I’m currently playing around with the timescaledb extension and saving the testdata to report back in grafana. Currently I’m limiting these runs to smaller number of users and length of runs so as to cut down on the large amount of data needed to be saved/processed.
I’m wondering about the possibility of cutting down data saved while maintaining the same load generated. Just for example generate 250 VUs for 30 minutes that generates 500K requests but we only submit 10% of the data to timescaledb, so if a VU sent 100 requests over a time period only 10 of those requests in that time period would be submitted for storage. So we trade off some accuracy and clarity of data for the ability to have broad views of large tests. Essentially we can generate lots of test data (easy) while limiting data saved(difficult). Perhaps this can be done easier via data summary output then through the plugin.
I hope I’m explaining this well and would be interested to hear what others think.
This is interesting, and I can’t say I’ve heard anyone mention it before.
There’s currently no native way in k6 to limit the data sent to outputs. It’s an all or nothing approach.
There’s a long open issue to avoid sending some data, but besides being slightly problematic to implement, as you can see from the discussion, it’s meant more for restricting certain metrics, not a percentage of data as you mention here.
The only way to do what you want that I can currently think of, is to implement a custom “wrapper” output that would conditionally submit only a fraction of the received data from k6 to the specific backend, depending on whatever logic you need. This is not quite trivial, and would require knowledge of Go and familiarity with our extension system, but it should be possible. If you want to give this a shot, see our guide for creating output extensions. Maybe other users would find this useful, so I encourage you to share it with the community in our Extensions forum.

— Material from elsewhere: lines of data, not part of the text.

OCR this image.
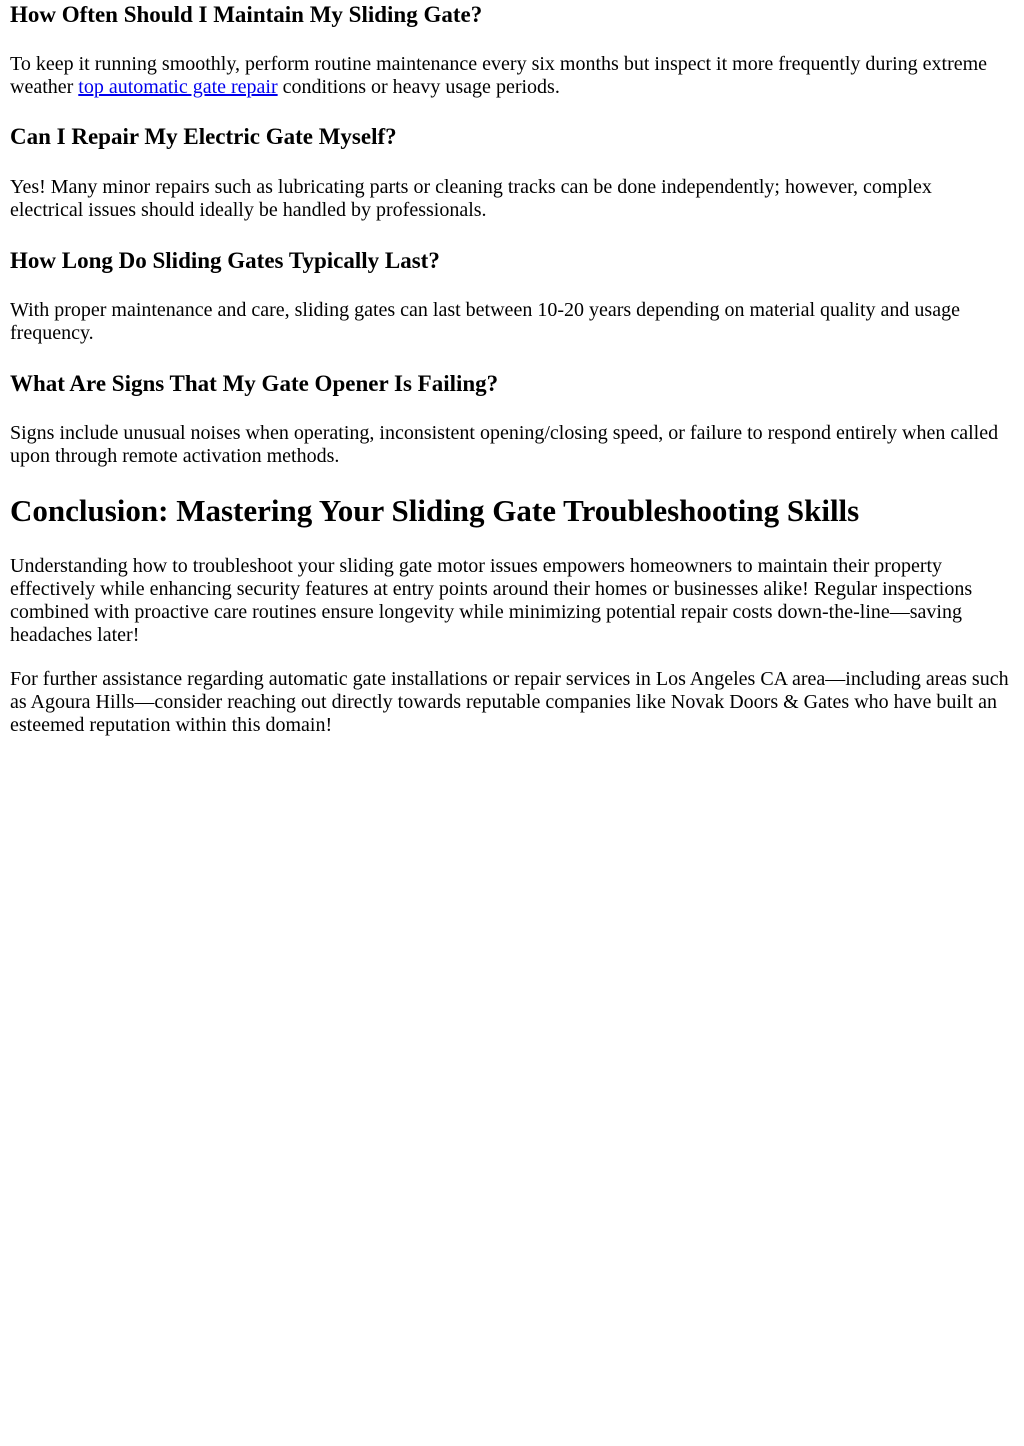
How Often Should I Maintain My Sliding Gate?

To keep it running smoothly, perform routine maintenance every six months but inspect it more frequently during extreme weather top automatic gate repair conditions or heavy usage periods.

Can I Repair My Electric Gate Myself?

Yes! Many minor repairs such as lubricating parts or cleaning tracks can be done independently; however, complex electrical issues should ideally be handled by professionals.

How Long Do Sliding Gates Typically Last?

With proper maintenance and care, sliding gates can last between 10-20 years depending on material quality and usage frequency.

What Are Signs That My Gate Opener Is Failing?

Signs include unusual noises when operating, inconsistent opening/closing speed, or failure to respond entirely when called upon through remote activation methods.

Conclusion: Mastering Your Sliding Gate Troubleshooting Skills

Understanding how to troubleshoot your sliding gate motor issues empowers homeowners to maintain their property effectively while enhancing security features at entry points around their homes or businesses alike! Regular inspections combined with proactive care routines ensure longevity while minimizing potential repair costs down-the-line—saving headaches later!

For further assistance regarding automatic gate installations or repair services in Los Angeles CA area—including areas such as Agoura Hills—consider reaching out directly towards reputable companies like Novak Doors & Gates who have built an esteemed reputation within this domain!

The data summary output wouldn’t be of much help, since it’s essentially a built-in aggregator of the same data outputs see. But it might help you if you tag certain requests only, and then you can get aggregated stats for just those tags, but that still wouldn’t avoid the data from being processed, and everything would still be sent to Timescale.
Thank you for the welcome! I’m somewhat surprised no one mentioned it before as control of the Data Granularity has been a concern in many other tools, though I guess less now as unlimited resources is kinda assumed.
Thank you for your suggestions and I’ll have a look at the guide, though if I will have bandwidth for this project in the near future is doubtful.